The media is not going to respect Seneca Falls until we make them do it. And yes, we have to insist that all feminist organizations pay homage to the Seneca Falls conference every single year. It means that as individuals, we send emails, write tweets and that we write to proposals@google.com and request a Google Doodle on July 19 or 20, 2015 and every year thereafter.

When we fail to pay our respects to Seneca Falls, we are saying that we do not value the work that the activists did, even though we have no problem using the rights that they claimed for us. I can certainly understand why feminist zines must concentrate on the Hobby Lobby ruling, and why the mainstream media needs to focus on the MH17 crash and the Gaza-Israel conflict. But it takes very little to add a compelling article about Seneca Falls to a website. Besides, it can inspire us in our deepest moments of depair and it can provide hope that the oppressors of the world will not always have the last word.

Military veterans and civil rights activists learned long ago that the world would not remember their sacrifices until they made them do it.
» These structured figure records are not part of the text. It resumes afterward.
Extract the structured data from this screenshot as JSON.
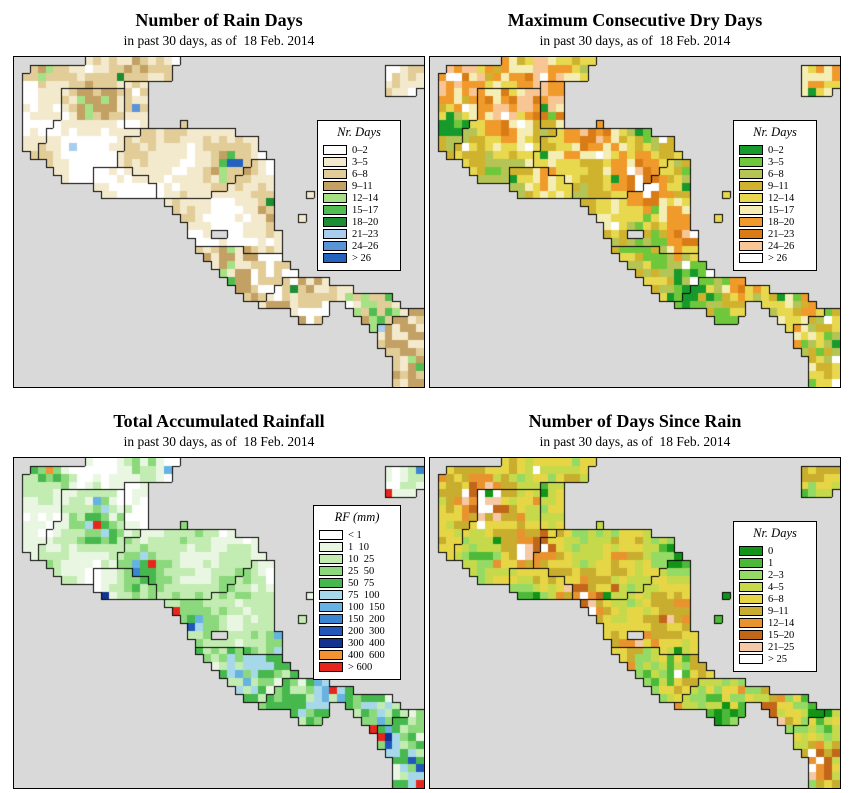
{
  "figure": {
    "sea_color": "#d9d9d9",
    "map": {
      "cols": 52,
      "rows": 42,
      "mask": [
        ".........MMMMMMMMMMMM...............................",
        "..MMMMMMMMMMMMMMMMMM...........................JJJJJ",
        ".MMMMMMMMMMMMMMMMMMM...........................JJJJJ",
        ".MMMMMMMMMMMMMBBB..............................JJJJJ",
        ".MMMMMGGGGGGGGBBB..............................JJJJ.",
        ".MMMMMGGGGGGGGBBB...................................",
        ".MMMMMGGGGGGGGBBB...................................",
        ".MMMMMGGGGGGGGBBB...................................",
        ".MMMMGGGGGGGGGBBB....A..............................",
        ".MMMGGGGGGGGGGGGHHHHHHHHHHHH........................",
        ".MMMGGGGGGGGGGHHHHHHHHHHHHHHHHH.....................",
        ".MMGGGGGGGGGGGHHHHHHHHHHHHHHHHH.....................",
        "..MGGGGGGGGGGHHHHHHHHHHHHHHHHHHH....................",
        "....GGGGGGGGGHHHHHHHHHHHHHHHHHNNN...................",
        ".....GGGGGSSSSSHHHHHHHHHHHHHHNNNN...................",
        "......GGGGSSSSSSSHHHHHHHHHHHNNNNN...................",
        "..........SSSSSSSSHHHHHHHHHNNNNNN...................",
        "...........SSSSSSSHHHHHHHNNNNNNNN....A..............",
        "...................NNNNNNNNNNNNNN...................",
        "....................NNNNNNNNNNNNN...................",
        ".....................NNNNNNNNNNNN...A...............",
        "......................NNNNNNNNNNN...................",
        "......................NNN..NNNNNNN..................",
        ".......................NNNNNNNNNNN..................",
        ".......................CCCCCCNNNNN..................",
        "........................CCCCCCCCCC..................",
        ".........................CCCCCCCCCC.................",
        "..........................CCCCCCCCCC................",
        "...........................CCCCCCCPPPPPP............",
        "............................CCCCCPPPPPPPPPP.........",
        ".............................CCCPPPPPPPPPPPPPPPP....",
        "...............................PPPPPPPPP..PPPPPPP...",
        "...................................PPPPP...PPPPPPPOO",
        "....................................PPP.....PPPPOOOO",
        ".............................................POOOOOO",
        "..............................................OOOOOO",
        "..............................................OOOOOO",
        "...............................................OOOOO",
        "................................................OOOO",
        "................................................OOOO",
        "................................................OOOO",
        "................................................OOOO"
      ]
    },
    "panels": [
      {
        "id": "rain-days",
        "title": "Number of Rain Days",
        "subtitle": "in past 30 days, as of  18 Feb. 2014",
        "legend_title": "Nr. Days",
        "legend": [
          {
            "label": "0–2",
            "color": "#ffffff"
          },
          {
            "label": "3–5",
            "color": "#f3e9cd"
          },
          {
            "label": "6–8",
            "color": "#e2cd98"
          },
          {
            "label": "9–11",
            "color": "#c3a164"
          },
          {
            "label": "12–14",
            "color": "#a7e186"
          },
          {
            "label": "15–17",
            "color": "#50bd50"
          },
          {
            "label": "18–20",
            "color": "#1b8d33"
          },
          {
            "label": "21–23",
            "color": "#a9cdee"
          },
          {
            "label": "24–26",
            "color": "#5a94d8"
          },
          {
            "label": "> 26",
            "color": "#2363be"
          }
        ],
        "render": {
          "seed": 7,
          "weights": [
            0.38,
            0.28,
            0.17,
            0.09,
            0.04,
            0.012,
            0.008,
            0.004,
            0.004,
            0.01
          ],
          "north_shift": 1,
          "south_shift": 2,
          "outliers": {
            "p": 0.015,
            "idx": [
              4,
              5,
              6,
              7,
              8,
              9
            ]
          }
        }
      },
      {
        "id": "dry-days",
        "title": "Maximum Consecutive Dry Days",
        "subtitle": "in past 30 days, as of  18 Feb. 2014",
        "legend_title": "Nr. Days",
        "legend": [
          {
            "label": "0–2",
            "color": "#179a2c"
          },
          {
            "label": "3–5",
            "color": "#6fc83c"
          },
          {
            "label": "6–8",
            "color": "#b4c455"
          },
          {
            "label": "9–11",
            "color": "#cfb32e"
          },
          {
            "label": "12–14",
            "color": "#e7d84e"
          },
          {
            "label": "15–17",
            "color": "#f5eeb4"
          },
          {
            "label": "18–20",
            "color": "#ef9a2a"
          },
          {
            "label": "21–23",
            "color": "#d97c16"
          },
          {
            "label": "24–26",
            "color": "#f7c694"
          },
          {
            "label": "> 26",
            "color": "#ffffff"
          }
        ],
        "render": {
          "seed": 13,
          "weights": [
            0.05,
            0.06,
            0.13,
            0.16,
            0.15,
            0.09,
            0.2,
            0.08,
            0.04,
            0.04
          ],
          "north_shift": 2,
          "south_shift": -2,
          "outliers": {
            "p": 0.05,
            "idx": [
              0,
              1,
              9,
              9
            ]
          }
        }
      },
      {
        "id": "rainfall",
        "title": "Total Accumulated Rainfall",
        "subtitle": "in past 30 days, as of  18 Feb. 2014",
        "legend_title": "RF (mm)",
        "legend": [
          {
            "label": "< 1",
            "color": "#ffffff"
          },
          {
            "label": "1  10",
            "color": "#e9f7e2"
          },
          {
            "label": "10  25",
            "color": "#c2ecb2"
          },
          {
            "label": "25  50",
            "color": "#8cd87c"
          },
          {
            "label": "50  75",
            "color": "#47b84e"
          },
          {
            "label": "75  100",
            "color": "#a6d8e9"
          },
          {
            "label": "100  150",
            "color": "#66b2e2"
          },
          {
            "label": "150  200",
            "color": "#3a86d2"
          },
          {
            "label": "200  300",
            "color": "#2156ba"
          },
          {
            "label": "300  400",
            "color": "#12338f"
          },
          {
            "label": "400  600",
            "color": "#f29231"
          },
          {
            "label": "> 600",
            "color": "#e8251c"
          }
        ],
        "render": {
          "seed": 21,
          "weights": [
            0.18,
            0.22,
            0.24,
            0.18,
            0.08,
            0.04,
            0.025,
            0.015,
            0.008,
            0.004,
            0.002,
            0.002
          ],
          "north_shift": -1,
          "south_shift": 2,
          "outliers": {
            "p": 0.015,
            "idx": [
              6,
              7,
              8,
              9,
              10,
              11
            ]
          }
        }
      },
      {
        "id": "days-since-rain",
        "title": "Number of Days Since Rain",
        "subtitle": "in past 30 days, as of  18 Feb. 2014",
        "legend_title": "Nr. Days",
        "legend": [
          {
            "label": "0",
            "color": "#119418"
          },
          {
            "label": "1",
            "color": "#4cba38"
          },
          {
            "label": "2–3",
            "color": "#95da64"
          },
          {
            "label": "4–5",
            "color": "#c6d94b"
          },
          {
            "label": "6–8",
            "color": "#e6d645"
          },
          {
            "label": "9–11",
            "color": "#c9ad2e"
          },
          {
            "label": "12–14",
            "color": "#e9932f"
          },
          {
            "label": "15–20",
            "color": "#c2671a"
          },
          {
            "label": "21–25",
            "color": "#f5c9a5"
          },
          {
            "label": "> 25",
            "color": "#ffffff"
          }
        ],
        "render": {
          "seed": 29,
          "weights": [
            0.07,
            0.09,
            0.13,
            0.16,
            0.18,
            0.12,
            0.08,
            0.04,
            0.05,
            0.08
          ],
          "north_shift": 1,
          "south_shift": -2,
          "outliers": {
            "p": 0.035,
            "idx": [
              0,
              6,
              7,
              9
            ]
          }
        }
      }
    ]
  }
}
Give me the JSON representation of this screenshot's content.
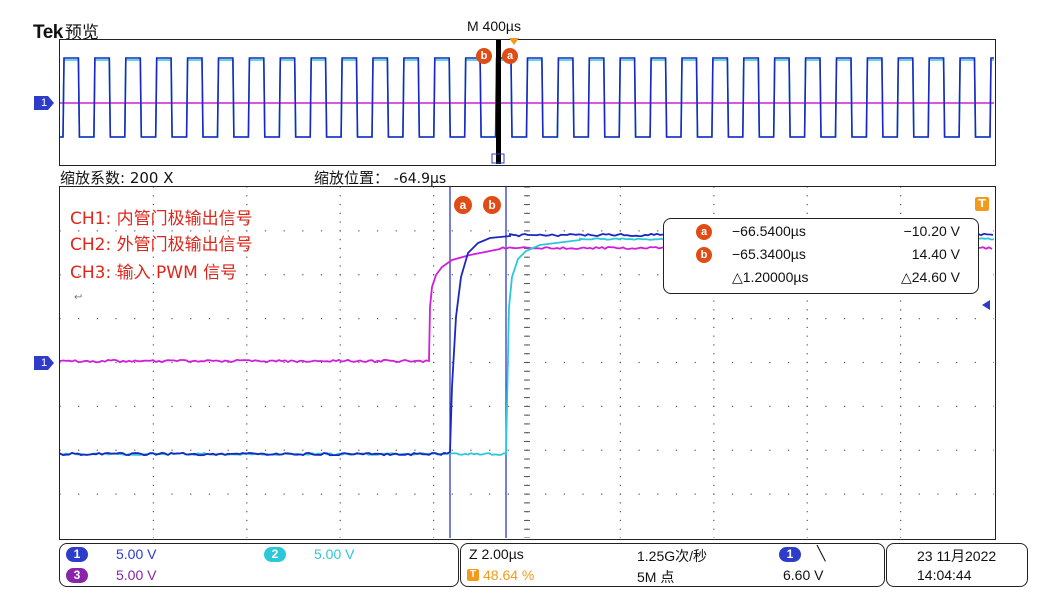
{
  "brand": {
    "logo": "Tek",
    "mode": "预览"
  },
  "header": {
    "timebase": "M 400µs"
  },
  "zoom": {
    "factor_label": "缩放系数: 200 X",
    "position_label": "缩放位置：",
    "position_value": "-64.9µs"
  },
  "labels": {
    "ch1": "CH1:  内管门极输出信号",
    "ch2": "CH2:  外管门极输出信号",
    "ch3": "CH3:  输入 PWM 信号",
    "marker": "↩"
  },
  "cursors": {
    "a_label": "a",
    "b_label": "b",
    "a_time": "−66.5400µs",
    "a_value": "−10.20 V",
    "b_time": "−65.3400µs",
    "b_value": "14.40 V",
    "delta_time": "△1.20000µs",
    "delta_value": "△24.60 V"
  },
  "channels": [
    {
      "num": "1",
      "scale": "5.00 V",
      "color": "#2d3cc9"
    },
    {
      "num": "2",
      "scale": "5.00 V",
      "color": "#2cc8d8"
    },
    {
      "num": "3",
      "scale": "5.00 V",
      "color": "#8a24a8"
    }
  ],
  "acquisition": {
    "zoom_time": "Z 2.00µs",
    "trigger_pos": "48.64 %",
    "sample_rate": "1.25G次/秒",
    "record_length": "5M 点",
    "trigger_source": "1",
    "trigger_slope": "╲",
    "trigger_level": "6.60 V"
  },
  "datetime": {
    "date": "23 11月2022",
    "time": "14:04:44"
  },
  "colors": {
    "ch1": "#2d3cc9",
    "ch2": "#2cc8d8",
    "ch3": "#d01fd8",
    "accent": "#e04c16",
    "trigger": "#f39a1e"
  },
  "icons": {
    "ch1_marker": "channel-1-ground-marker",
    "trigger": "trigger-t-icon",
    "cursor_a": "cursor-a-icon",
    "cursor_b": "cursor-b-icon"
  }
}
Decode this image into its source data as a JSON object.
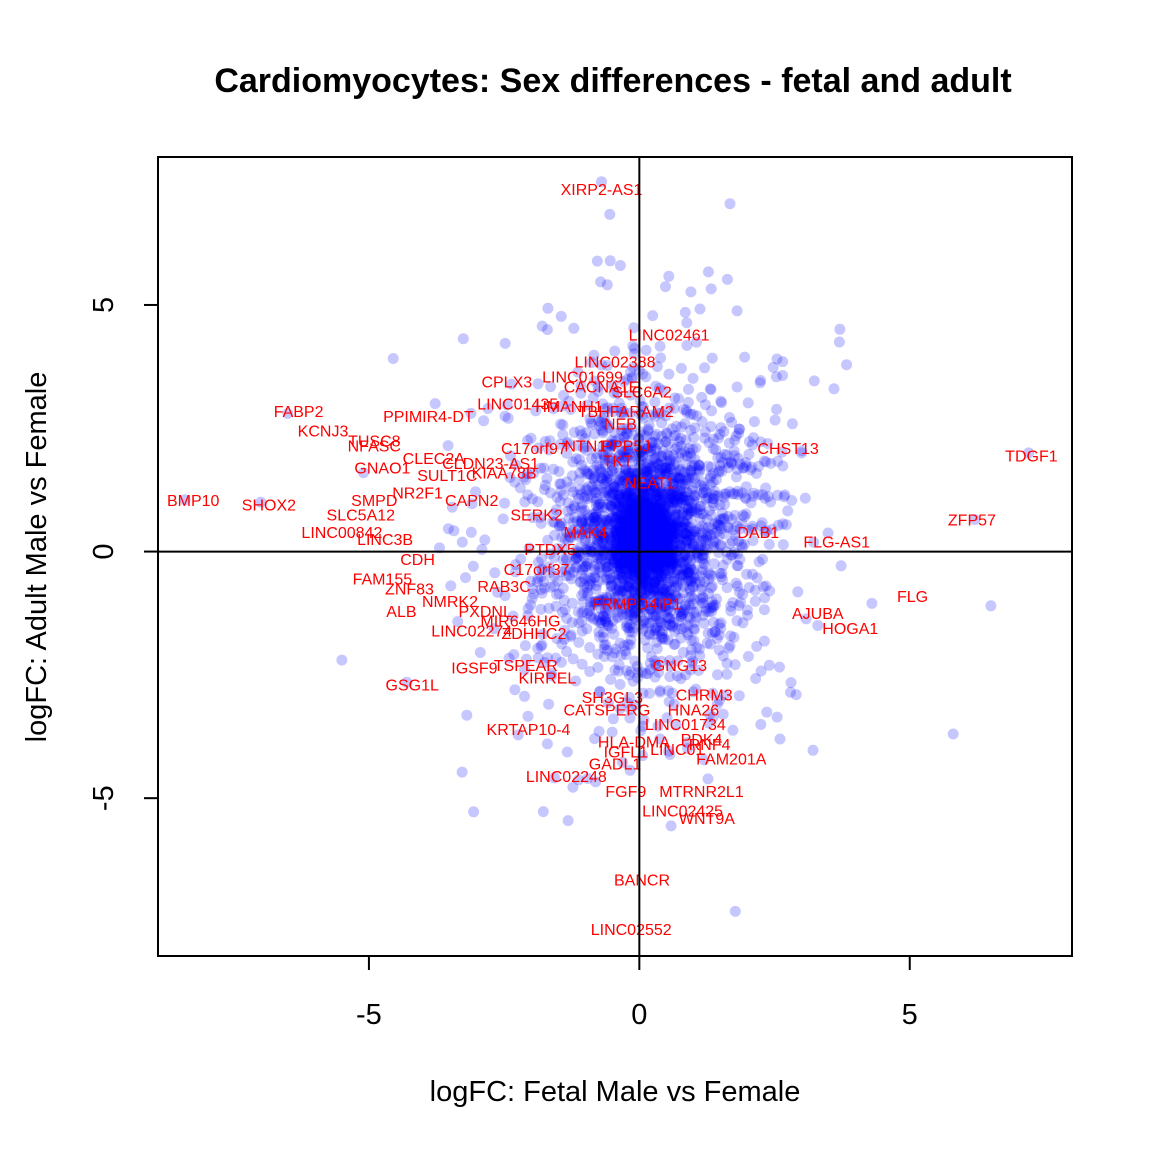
{
  "chart_data": {
    "type": "scatter",
    "title": "Cardiomyocytes: Sex differences - fetal and adult",
    "xlabel": "logFC: Fetal Male vs Female",
    "ylabel": "logFC: Adult Male vs Female",
    "xlim": [
      -8.9,
      8.0
    ],
    "ylim": [
      -8.2,
      8.0
    ],
    "xticks": [
      -5,
      0,
      5
    ],
    "yticks": [
      -5,
      0,
      5
    ],
    "reference_lines": {
      "x": 0,
      "y": 0
    },
    "grid": false,
    "legend": "none",
    "colors": {
      "points": "#0000ff",
      "labels": "#ff0000",
      "axes": "#000000"
    },
    "cloud": {
      "center": [
        0.1,
        0.3
      ],
      "sd": [
        0.7,
        1.1
      ],
      "n": 3500,
      "seed": 7
    },
    "points": [
      {
        "x": -0.7,
        "y": 7.5
      },
      {
        "x": -0.35,
        "y": 5.8
      },
      {
        "x": 0.85,
        "y": 4.85
      },
      {
        "x": 3.7,
        "y": 4.25
      },
      {
        "x": -1.7,
        "y": 4.5
      },
      {
        "x": 7.2,
        "y": 2.0
      },
      {
        "x": 6.5,
        "y": -1.1
      },
      {
        "x": 6.2,
        "y": 0.65
      },
      {
        "x": 4.3,
        "y": -1.05
      },
      {
        "x": 3.6,
        "y": 3.3
      },
      {
        "x": -7.0,
        "y": 1.0
      },
      {
        "x": -8.4,
        "y": 1.05
      },
      {
        "x": -6.5,
        "y": 2.8
      },
      {
        "x": -4.3,
        "y": -2.65
      },
      {
        "x": -2.8,
        "y": 2.9
      },
      {
        "x": -2.3,
        "y": -2.8
      },
      {
        "x": 3.3,
        "y": -1.5
      },
      {
        "x": 2.9,
        "y": -2.9
      },
      {
        "x": 2.6,
        "y": -3.8
      },
      {
        "x": -1.7,
        "y": -3.9
      },
      {
        "x": 1.3,
        "y": -3.3
      },
      {
        "x": 3.0,
        "y": 2.0
      },
      {
        "x": -5.5,
        "y": -2.2
      },
      {
        "x": -5.1,
        "y": 1.6
      }
    ],
    "labels": [
      {
        "text": "XIRP2-AS1",
        "x": -0.7,
        "y": 7.35
      },
      {
        "text": "LINC02461",
        "x": 0.55,
        "y": 4.4
      },
      {
        "text": "LINC02388",
        "x": -0.45,
        "y": 3.85
      },
      {
        "text": "LINC01699",
        "x": -1.05,
        "y": 3.55
      },
      {
        "text": "CPLX3",
        "x": -2.45,
        "y": 3.45
      },
      {
        "text": "CACNA1E",
        "x": -0.7,
        "y": 3.35
      },
      {
        "text": "SLC6A2",
        "x": 0.05,
        "y": 3.25
      },
      {
        "text": "LINC01435",
        "x": -2.25,
        "y": 3.0
      },
      {
        "text": "HMANH1",
        "x": -1.3,
        "y": 2.95
      },
      {
        "text": "TBHFARAM2",
        "x": -0.25,
        "y": 2.85
      },
      {
        "text": "NEB",
        "x": -0.35,
        "y": 2.6
      },
      {
        "text": "FABP2",
        "x": -6.3,
        "y": 2.85
      },
      {
        "text": "PPIMIR4-DT",
        "x": -3.9,
        "y": 2.75
      },
      {
        "text": "KCNJ3",
        "x": -5.85,
        "y": 2.45
      },
      {
        "text": "TUSC8",
        "x": -4.9,
        "y": 2.25
      },
      {
        "text": "NFASC",
        "x": -4.9,
        "y": 2.15
      },
      {
        "text": "C17orf97",
        "x": -1.95,
        "y": 2.1
      },
      {
        "text": "NTN1",
        "x": -1.0,
        "y": 2.15
      },
      {
        "text": "PPP5J",
        "x": -0.25,
        "y": 2.15
      },
      {
        "text": "TKT",
        "x": -0.4,
        "y": 1.85
      },
      {
        "text": "CLEC2A",
        "x": -3.8,
        "y": 1.9
      },
      {
        "text": "CLDN23-AS1",
        "x": -2.75,
        "y": 1.8
      },
      {
        "text": "GNAO1",
        "x": -4.75,
        "y": 1.7
      },
      {
        "text": "SULT1C",
        "x": -3.55,
        "y": 1.55
      },
      {
        "text": "KIAA78B",
        "x": -2.5,
        "y": 1.6
      },
      {
        "text": "CHST13",
        "x": 2.75,
        "y": 2.1
      },
      {
        "text": "TDGF1",
        "x": 7.25,
        "y": 1.95
      },
      {
        "text": "NEAT1",
        "x": 0.2,
        "y": 1.4
      },
      {
        "text": "BMP10",
        "x": -8.25,
        "y": 1.05
      },
      {
        "text": "SHOX2",
        "x": -6.85,
        "y": 0.95
      },
      {
        "text": "SMPD",
        "x": -4.9,
        "y": 1.05
      },
      {
        "text": "NR2F1",
        "x": -4.1,
        "y": 1.2
      },
      {
        "text": "CAPN2",
        "x": -3.1,
        "y": 1.05
      },
      {
        "text": "SLC5A12",
        "x": -5.15,
        "y": 0.75
      },
      {
        "text": "SERK2",
        "x": -1.9,
        "y": 0.75
      },
      {
        "text": "LINC00842",
        "x": -5.5,
        "y": 0.4
      },
      {
        "text": "LINC3B",
        "x": -4.7,
        "y": 0.25
      },
      {
        "text": "MAK4",
        "x": -1.0,
        "y": 0.4
      },
      {
        "text": "DAB1",
        "x": 2.2,
        "y": 0.4
      },
      {
        "text": "ZFP57",
        "x": 6.15,
        "y": 0.65
      },
      {
        "text": "FLG-AS1",
        "x": 3.65,
        "y": 0.2
      },
      {
        "text": "PTDX5",
        "x": -1.65,
        "y": 0.05
      },
      {
        "text": "CDH",
        "x": -4.1,
        "y": -0.15
      },
      {
        "text": "C17orf37",
        "x": -1.9,
        "y": -0.35
      },
      {
        "text": "FAM155",
        "x": -4.75,
        "y": -0.55
      },
      {
        "text": "ZNF83",
        "x": -4.25,
        "y": -0.75
      },
      {
        "text": "RAB3C",
        "x": -2.5,
        "y": -0.7
      },
      {
        "text": "NMRK2",
        "x": -3.5,
        "y": -1.0
      },
      {
        "text": "ALB",
        "x": -4.4,
        "y": -1.2
      },
      {
        "text": "PXDNL",
        "x": -2.85,
        "y": -1.2
      },
      {
        "text": "FRMPD4IP1",
        "x": -0.05,
        "y": -1.05
      },
      {
        "text": "MIR646HG",
        "x": -2.2,
        "y": -1.4
      },
      {
        "text": "FLG",
        "x": 5.05,
        "y": -0.9
      },
      {
        "text": "AJUBA",
        "x": 3.3,
        "y": -1.25
      },
      {
        "text": "HOGA1",
        "x": 3.9,
        "y": -1.55
      },
      {
        "text": "LINC02274",
        "x": -3.1,
        "y": -1.6
      },
      {
        "text": "ZDHHC2",
        "x": -1.95,
        "y": -1.65
      },
      {
        "text": "IGSF9",
        "x": -3.05,
        "y": -2.35
      },
      {
        "text": "TSPEAR",
        "x": -2.1,
        "y": -2.3
      },
      {
        "text": "KIRREL",
        "x": -1.7,
        "y": -2.55
      },
      {
        "text": "GNG13",
        "x": 0.75,
        "y": -2.3
      },
      {
        "text": "GSG1L",
        "x": -4.2,
        "y": -2.7
      },
      {
        "text": "SH3GL3",
        "x": -0.5,
        "y": -2.95
      },
      {
        "text": "CHRM3",
        "x": 1.2,
        "y": -2.9
      },
      {
        "text": "CATSPERG",
        "x": -0.6,
        "y": -3.2
      },
      {
        "text": "HNA26",
        "x": 1.0,
        "y": -3.2
      },
      {
        "text": "LINC01734",
        "x": 0.85,
        "y": -3.5
      },
      {
        "text": "KRTAP10-4",
        "x": -2.05,
        "y": -3.6
      },
      {
        "text": "PDK4",
        "x": 1.15,
        "y": -3.8
      },
      {
        "text": "HLA-DMA",
        "x": -0.1,
        "y": -3.85
      },
      {
        "text": "RNF4",
        "x": 1.3,
        "y": -3.9
      },
      {
        "text": "LINC01",
        "x": 0.7,
        "y": -4.0
      },
      {
        "text": "IGFL1",
        "x": -0.25,
        "y": -4.05
      },
      {
        "text": "GADL1",
        "x": -0.45,
        "y": -4.3
      },
      {
        "text": "FAM201A",
        "x": 1.7,
        "y": -4.2
      },
      {
        "text": "LINC02248",
        "x": -1.35,
        "y": -4.55
      },
      {
        "text": "FGF9",
        "x": -0.25,
        "y": -4.85
      },
      {
        "text": "MTRNR2L1",
        "x": 1.15,
        "y": -4.85
      },
      {
        "text": "LINC02425",
        "x": 0.8,
        "y": -5.25
      },
      {
        "text": "WNT9A",
        "x": 1.25,
        "y": -5.4
      },
      {
        "text": "BANCR",
        "x": 0.05,
        "y": -6.65
      },
      {
        "text": "LINC02552",
        "x": -0.15,
        "y": -7.65
      }
    ],
    "dense_labels": {
      "text": "",
      "region": "left-center",
      "count": 0
    }
  }
}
Holidays like Veterans Day and Martin Luther King Day and remembrances of the Normandy Invasion and the Selma to Montgomery March would have never happened without persistent activism.  These lessons are twice as true for feminists.

Even though no shots were fired at Seneca Falls and only 100 people signed the Declaration of Sentiments, it is still the standout in a year of revolution. 166 years later, it still feels revolutionary – and refreshing – to say, “All men and women are created equal.” So please, never forget Seneca Falls 1848. And never let anyone else forget.